We focus on four key performance targets, designed to deliver continually improving returns to our shareholders. These targets are evaluated on this adjusted basis.

Accordingly, before goodwill and adjusted for SFEs:

  • Our return on equity for 2003 was 20.9%, up from 13.9% a year ago and above our target range of 15% to 20%. This was the best result since the very strong return of 24.3% in 2000. The increase reflects our much improved net profit combined with a lower average level of equity resulting from our continued buyback programs.

  • Basic earnings per share (EPS) stood at the highest level since 2000. In fourth quarter 2003, it was CHF 1.94, an increase of CHF 1.02 or 111% from the same quarter a year ago, reflecting the increase in profit as well as an 8% reduction in average number of shares outstanding due to our continuous buyback activities.

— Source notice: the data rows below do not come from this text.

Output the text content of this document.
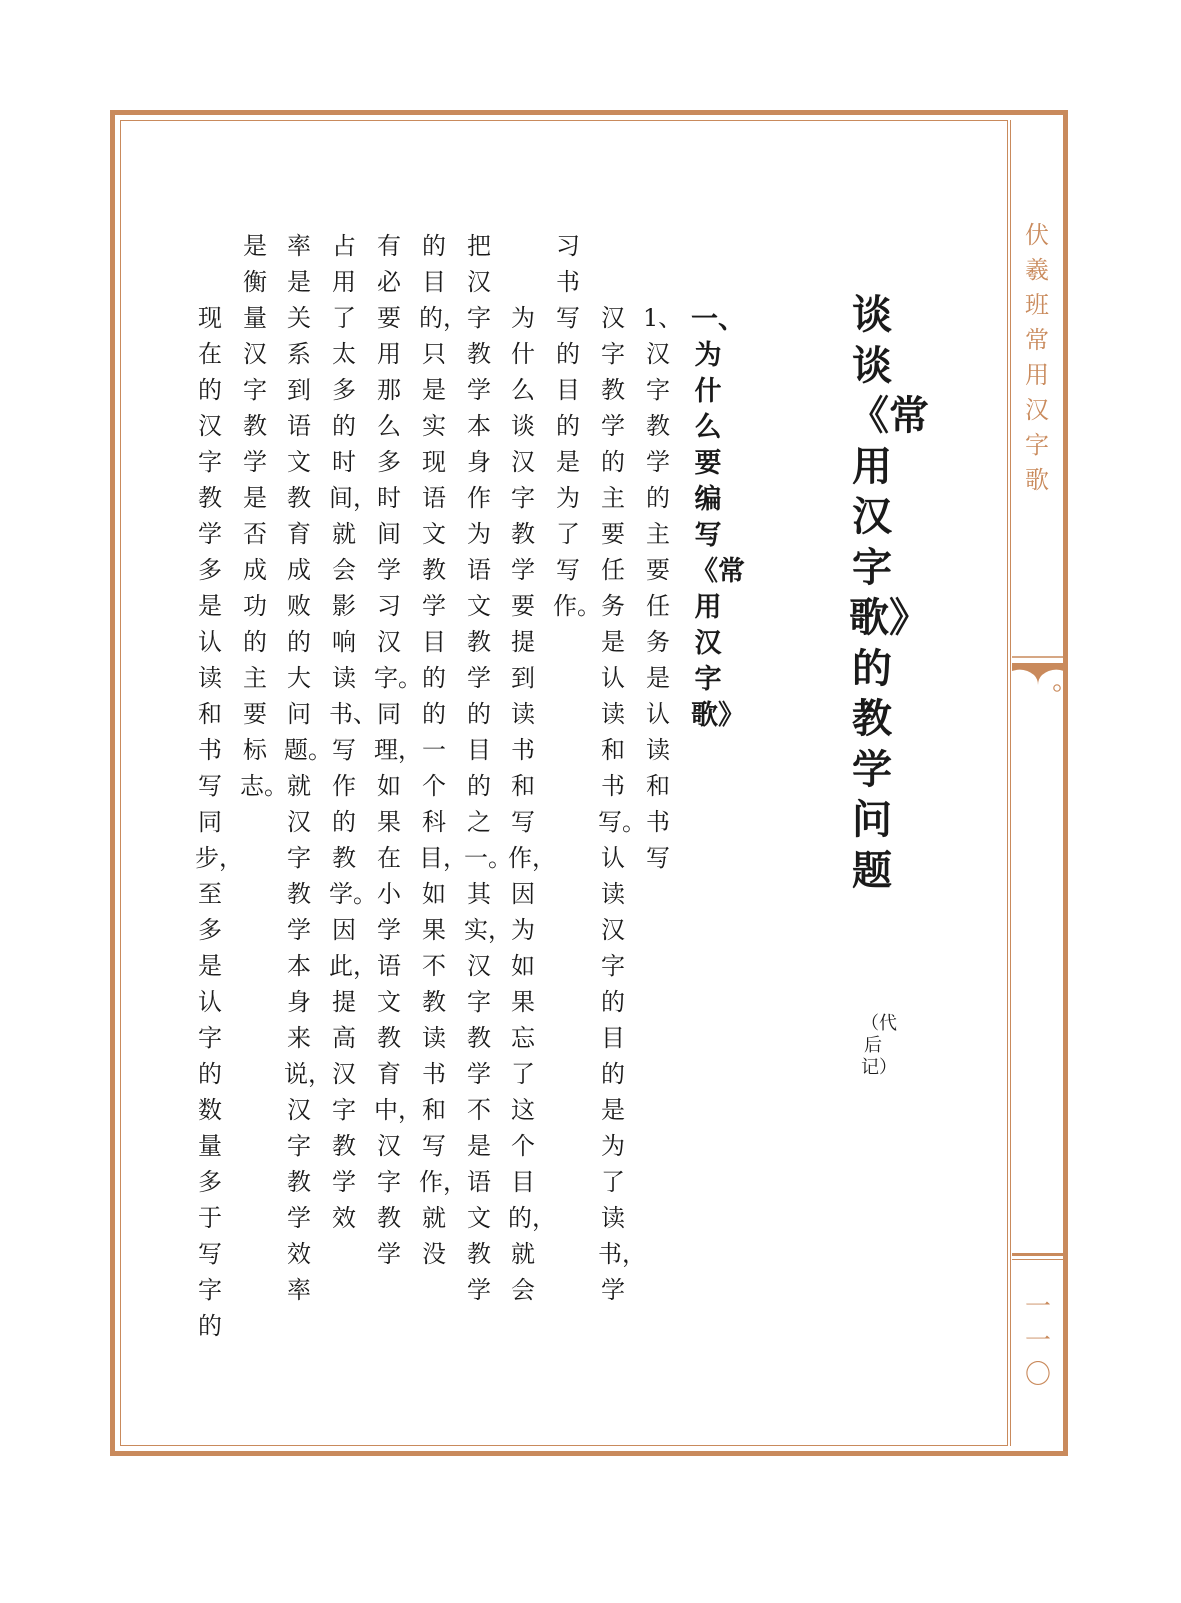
伏羲班常用汉字歌
一一〇
谈谈《常用汉字歌》的教学问题
（代后记）
一、为什么要编写《常用汉字歌》
1、汉字教学的主要任务是认读和书写
汉字教学的主要任务是认读和书写。认读汉字的目的是为了读书，学
习书写的目的是为了写作。
为什么谈汉字教学要提到读书和写作，因为如果忘了这个目的，就会
把汉字教学本身作为语文教学的目的之一。其实，汉字教学不是语文教学
的目的，只是实现语文教学目的的一个科目，如果不教读书和写作，就没
有必要用那么多时间学习汉字。同理，如果在小学语文教育中，汉字教学
占用了太多的时间，就会影响读书、写作的教学。因此，提高汉字教学效
率是关系到语文教育成败的大问题。就汉字教学本身来说，汉字教学效率
是衡量汉字教学是否成功的主要标志。
现在的汉字教学多是认读和书写同步，至多是认字的数量多于写字的
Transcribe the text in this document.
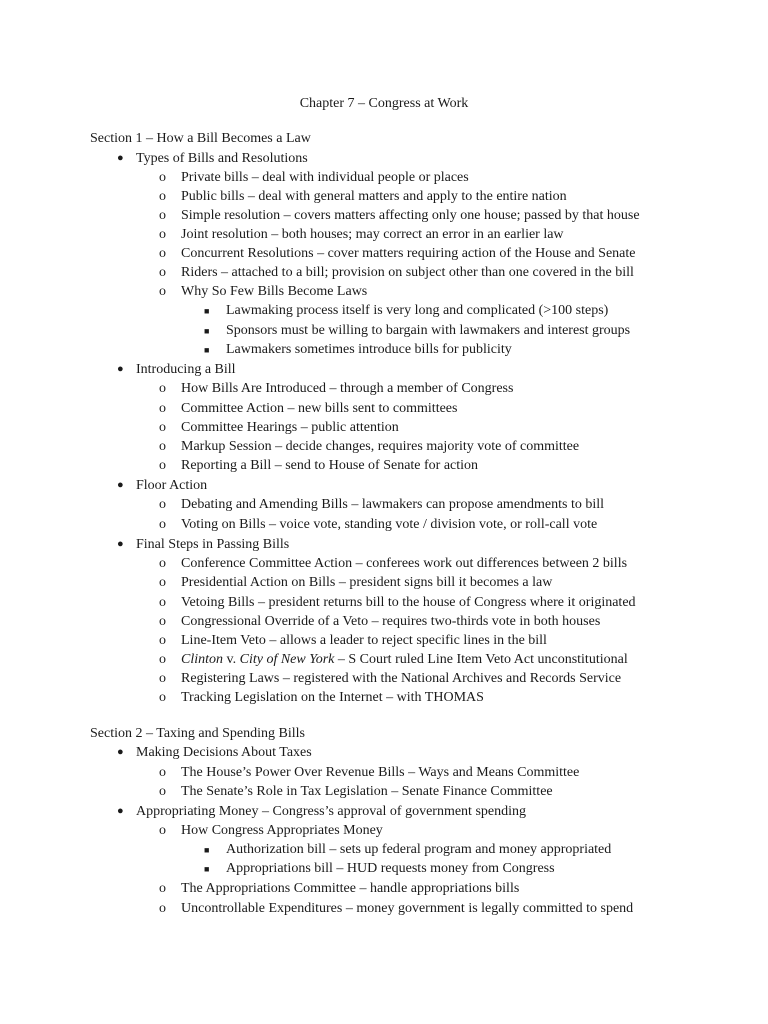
Chapter 7 – Congress at Work
Section 1 – How a Bill Becomes a Law
● Types of Bills and Resolutions
o Private bills – deal with individual people or places
o Public bills – deal with general matters and apply to the entire nation
o Simple resolution – covers matters affecting only one house; passed by that house
o Joint resolution – both houses; may correct an error in an earlier law
o Concurrent Resolutions – cover matters requiring action of the House and Senate
o Riders – attached to a bill; provision on subject other than one covered in the bill
o Why So Few Bills Become Laws
■ Lawmaking process itself is very long and complicated (>100 steps)
■ Sponsors must be willing to bargain with lawmakers and interest groups
■ Lawmakers sometimes introduce bills for publicity
● Introducing a Bill
o How Bills Are Introduced – through a member of Congress
o Committee Action – new bills sent to committees
o Committee Hearings – public attention
o Markup Session – decide changes, requires majority vote of committee
o Reporting a Bill – send to House of Senate for action
● Floor Action
o Debating and Amending Bills – lawmakers can propose amendments to bill
o Voting on Bills – voice vote, standing vote / division vote, or roll-call vote
● Final Steps in Passing Bills
o Conference Committee Action – conferees work out differences between 2 bills
o Presidential Action on Bills – president signs bill it becomes a law
o Vetoing Bills – president returns bill to the house of Congress where it originated
o Congressional Override of a Veto – requires two-thirds vote in both houses
o Line-Item Veto – allows a leader to reject specific lines in the bill
o Clinton v. City of New York – S Court ruled Line Item Veto Act unconstitutional
o Registering Laws – registered with the National Archives and Records Service
o Tracking Legislation on the Internet – with THOMAS
Section 2 – Taxing and Spending Bills
● Making Decisions About Taxes
o The House’s Power Over Revenue Bills – Ways and Means Committee
o The Senate’s Role in Tax Legislation – Senate Finance Committee
● Appropriating Money – Congress’s approval of government spending
o How Congress Appropriates Money
■ Authorization bill – sets up federal program and money appropriated
■ Appropriations bill – HUD requests money from Congress
o The Appropriations Committee – handle appropriations bills
o Uncontrollable Expenditures – money government is legally committed to spend
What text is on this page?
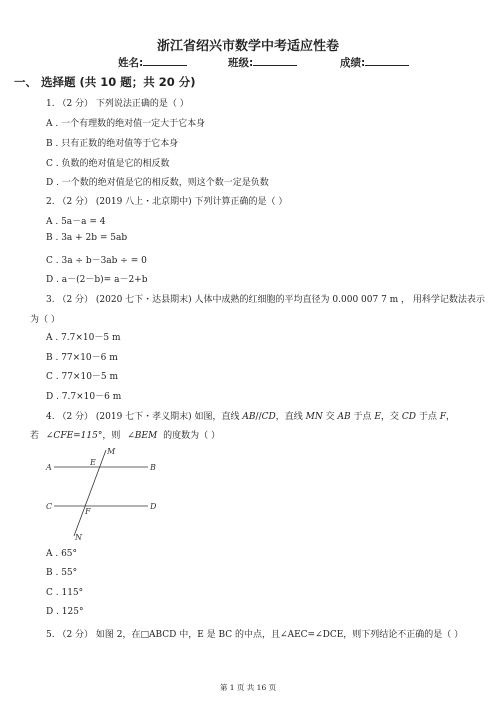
浙江省绍兴市数学中考适应性卷
姓名:	班级:	成绩:
一、 选择题 (共 10 题；共 20 分)
1. （2 分） 下列说法正确的是（ ）
A . 一个有理数的绝对值一定大于它本身
B . 只有正数的绝对值等于它本身
C . 负数的绝对值是它的相反数
D . 一个数的绝对值是它的相反数，则这个数一定是负数
2. （2 分） (2019 八上・北京期中) 下列计算正确的是（ ）
A . 5a－a = 4
B . 3a + 2b = 5ab
C . 3a ÷ b－3ab ÷ = 0
D . a－(2－b)= a－2+b
3. （2 分） (2020 七下・达县期末) 人体中成熟的红细胞的平均直径为 0.000 007 7 m ， 用科学记数法表示
为（ ）
A . 7.7×10－5 m
B . 77×10－6 m
C . 77×10－5 m
D . 7.7×10－6 m
4. （2 分） (2019 七下・孝义期末) 如图，直线 AB//CD，直线 MN 交 AB 于点 E，交 CD 于点 F，
若 ∠CFE=115°，则 ∠BEM 的度数为（ ）
A	B
C	D
E
F
M
N
A . 65°
B . 55°
C . 115°
D . 125°
5. （2 分） 如图 2，在□ABCD 中，E 是 BC 的中点，且∠AEC=∠DCE，则下列结论不正确的是（ ）
第 1 页 共 16 页
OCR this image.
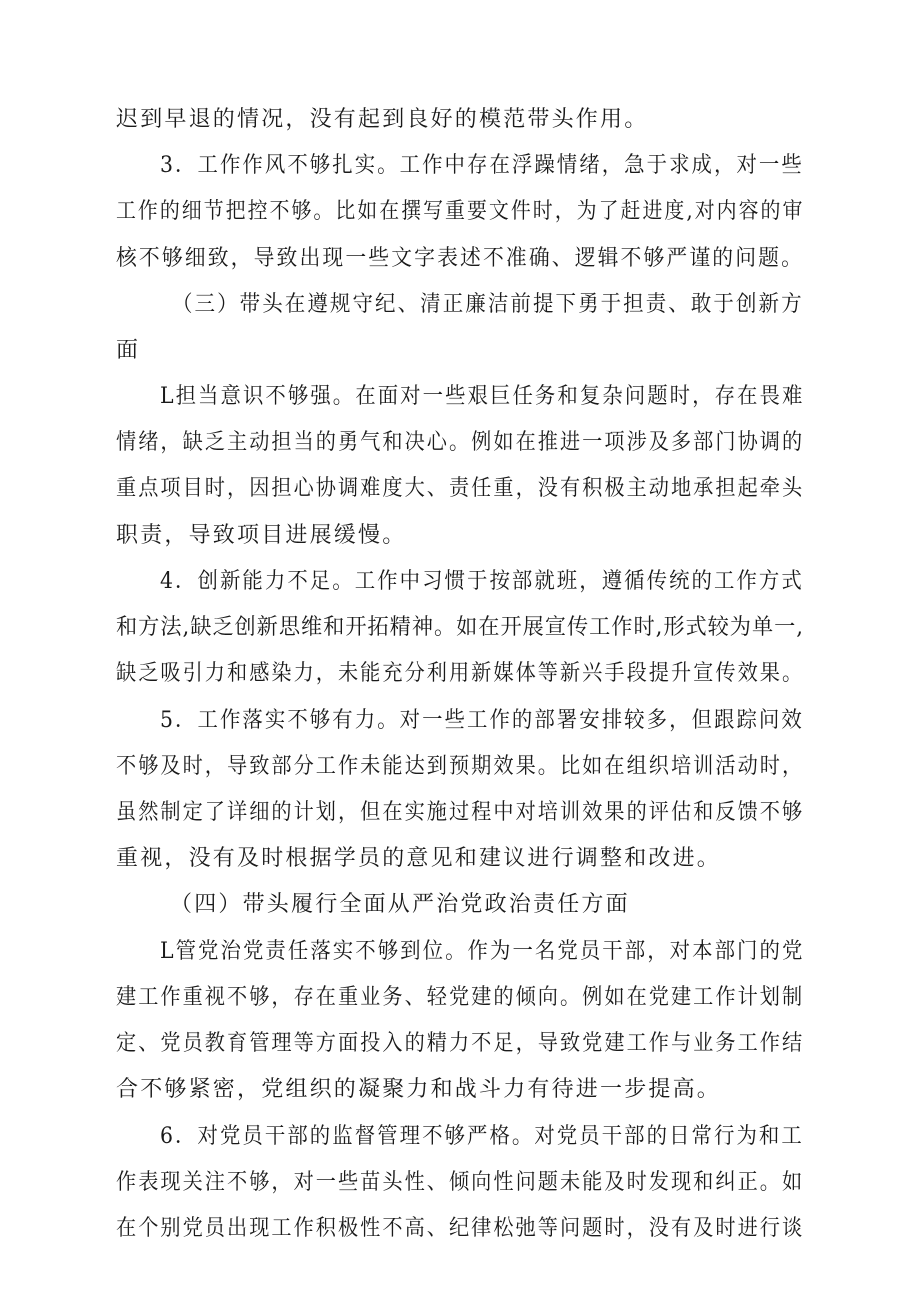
迟到早退的情况，没有起到良好的模范带头作用。
3．工作作风不够扎实。工作中存在浮躁情绪，急于求成，对一些
工作的细节把控不够。比如在撰写重要文件时，为了赶进度,对内容的审
核不够细致，导致出现一些文字表述不准确、逻辑不够严谨的问题。
（三）带头在遵规守纪、清正廉洁前提下勇于担责、敢于创新方
面
L担当意识不够强。在面对一些艰巨任务和复杂问题时，存在畏难
情绪，缺乏主动担当的勇气和决心。例如在推进一项涉及多部门协调的
重点项目时，因担心协调难度大、责任重，没有积极主动地承担起牵头
职责，导致项目进展缓慢。
4．创新能力不足。工作中习惯于按部就班，遵循传统的工作方式
和方法,缺乏创新思维和开拓精神。如在开展宣传工作时,形式较为单一,
缺乏吸引力和感染力，未能充分利用新媒体等新兴手段提升宣传效果。
5．工作落实不够有力。对一些工作的部署安排较多，但跟踪问效
不够及时，导致部分工作未能达到预期效果。比如在组织培训活动时，
虽然制定了详细的计划，但在实施过程中对培训效果的评估和反馈不够
重视，没有及时根据学员的意见和建议进行调整和改进。
（四）带头履行全面从严治党政治责任方面
L管党治党责任落实不够到位。作为一名党员干部，对本部门的党
建工作重视不够，存在重业务、轻党建的倾向。例如在党建工作计划制
定、党员教育管理等方面投入的精力不足，导致党建工作与业务工作结
合不够紧密，党组织的凝聚力和战斗力有待进一步提高。
6．对党员干部的监督管理不够严格。对党员干部的日常行为和工
作表现关注不够，对一些苗头性、倾向性问题未能及时发现和纠正。如
在个别党员出现工作积极性不高、纪律松弛等问题时，没有及时进行谈
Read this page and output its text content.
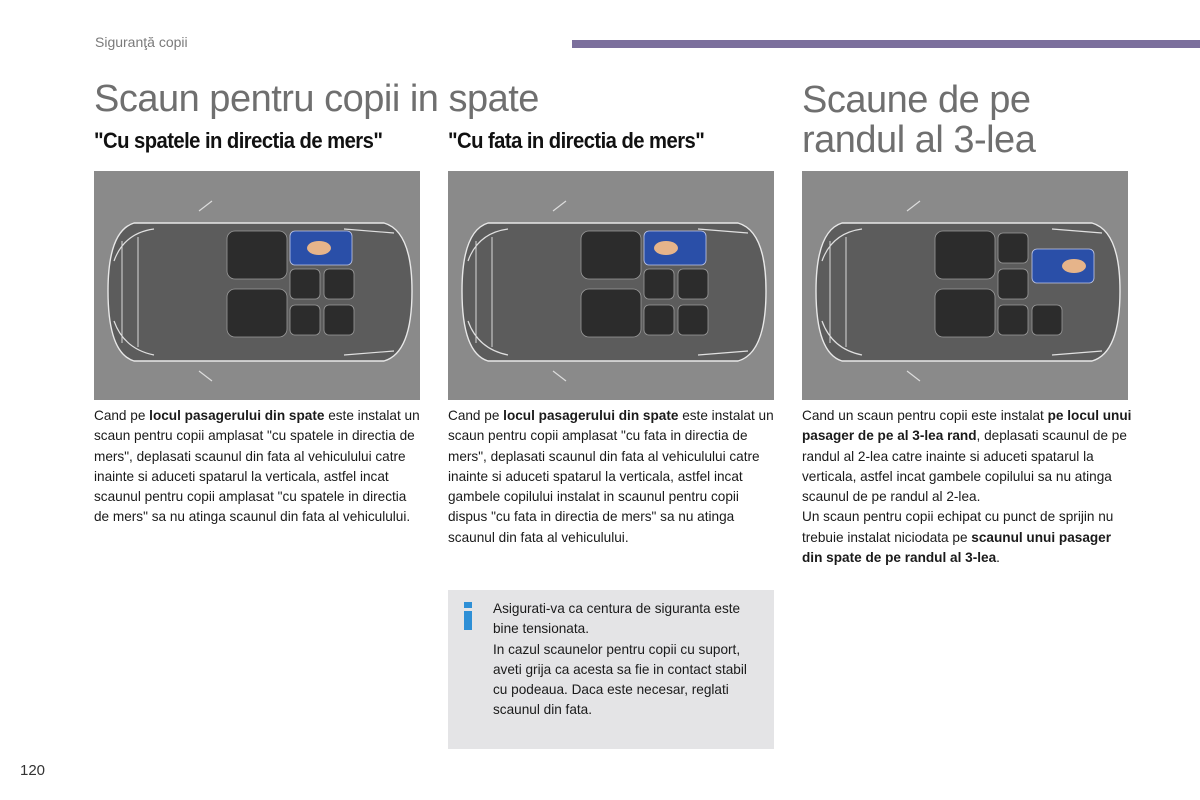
Siguranţă copii
Scaun pentru copii in spate	Scaune de pe
randul al 3-lea
"Cu spatele in directia de mers"	"Cu fata in directia de mers"
Cand pe locul pasagerului din spate este instalat un scaun pentru copii amplasat "cu spatele in directia de mers", deplasati scaunul din fata al vehiculului catre inainte si aduceti spatarul la verticala, astfel incat scaunul pentru copii amplasat "cu spatele in directia de mers" sa nu atinga scaunul din fata al vehiculului.
Cand pe locul pasagerului din spate este instalat un scaun pentru copii amplasat "cu fata in directia de mers", deplasati scaunul din fata al vehiculului catre inainte si aduceti spatarul la verticala, astfel incat gambele copilului instalat in scaunul pentru copii dispus "cu fata in directia de mers" sa nu atinga scaunul din fata al vehiculului.
Cand un scaun pentru copii este instalat pe locul unui pasager de pe al 3-lea rand, deplasati scaunul de pe randul al 2-lea catre inainte si aduceti spatarul la verticala, astfel incat gambele copilului sa nu atinga scaunul de pe randul al 2-lea.
Un scaun pentru copii echipat cu punct de sprijin nu trebuie instalat niciodata pe scaunul unui pasager din spate de pe randul al 3-lea.
Asigurati-va ca centura de siguranta este bine tensionata.
In cazul scaunelor pentru copii cu suport, aveti grija ca acesta sa fie in contact stabil cu podeaua. Daca este necesar, reglati scaunul din fata.
120
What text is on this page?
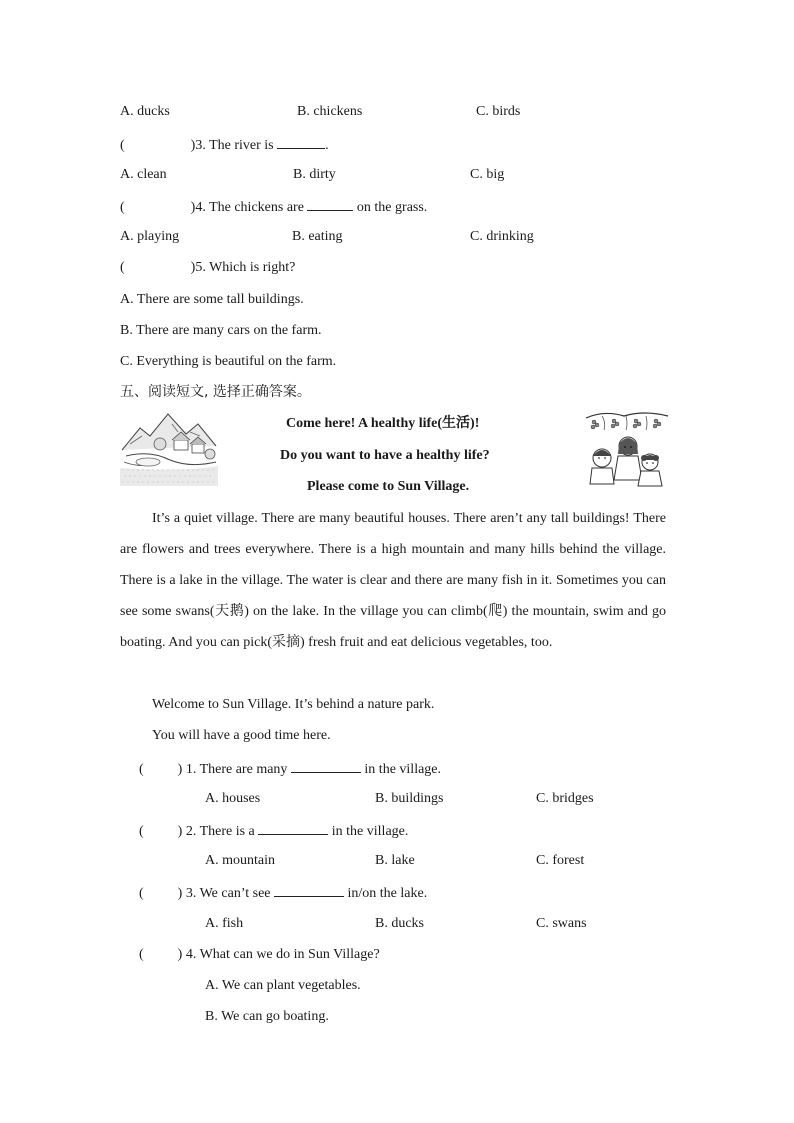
A. ducks	B. chickens	C. birds
(	)3. The river is	.
A. clean	B. dirty	C. big
(	)4. The chickens are	on the grass.
A. playing	B. eating	C. drinking
(	)5. Which is right?
A. There are some tall buildings.
B. There are many cars on the farm.
C. Everything is beautiful on the farm.
五、阅读短文, 选择正确答案。
Come here! A healthy life(生活)!
Do you want to have a healthy life?
Please come to Sun Village.
It’s a quiet village. There are many beautiful houses. There aren’t any tall buildings! There are flowers and trees everywhere. There is a high mountain and many hills behind the village. There is a lake in the village. The water is clear and there are many fish in it. Sometimes you can see some swans(天鹅) on the lake. In the village you can climb(爬) the mountain, swim and go boating. And you can pick(采摘) fresh fruit and eat delicious vegetables, too.
Welcome to Sun Village. It’s behind a nature park.
You will have a good time here.
( ) 1. There are many	in the village.
A. houses	B. buildings	C. bridges
( ) 2. There is a	in the village.
A. mountain	B. lake	C. forest
( ) 3. We can’t see	in/on the lake.
A. fish	B. ducks	C. swans
( ) 4. What can we do in Sun Village?
A. We can plant vegetables.
B. We can go boating.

Without the buyback programs in place since 2000, our earnings per share would now be 16% lower.

  • The cost / income ratio was 70.2% in fourth quarter 2003, an improvement from 84.1% in fourth quarter last year. It stood at its lowest level since PaineWebber became part of UBS. The year on year improvement reflected a 16% rise in income, driven by the more favorable market environment, against a 3% decline in operating expenses due to ongoing cost management initiatives and the downward pressure on compensation ratios. Nearly all Business Groups posted higher revenues and lower expenses in fourth quarter compared to a year earlier.


Our wealth management businesses continue to show strong net new money inflows. Inflows in fourth quarter 2003 were CHF 14.2 billion compared to CHF 15.1 billion in third quarter. The Wealth Management unit attracted CHF 6.4 billion in fourth quarter 2003, compared to CHF 9.4 billion in third quarter. Strong inflows were seen in our domestic European business, Asia, and Eastern Europe. In the US, we again outperformed our peers, with net new money of CHF 7.8 billion in fourth quarter 2003, up from CHF 5.7 billion in third quarter.

In full-year 2003, the net new money inflows into our wealth management businesses totaled CHF 50.8 billion compared with CHF 36.2 billion in 2002. This is an increase of 40% and corresponds to an annual growth rate of 4.2%. Both the Wealth Management and Wealth Management USA businesses were able to attract more client money in 2003 than in 2002.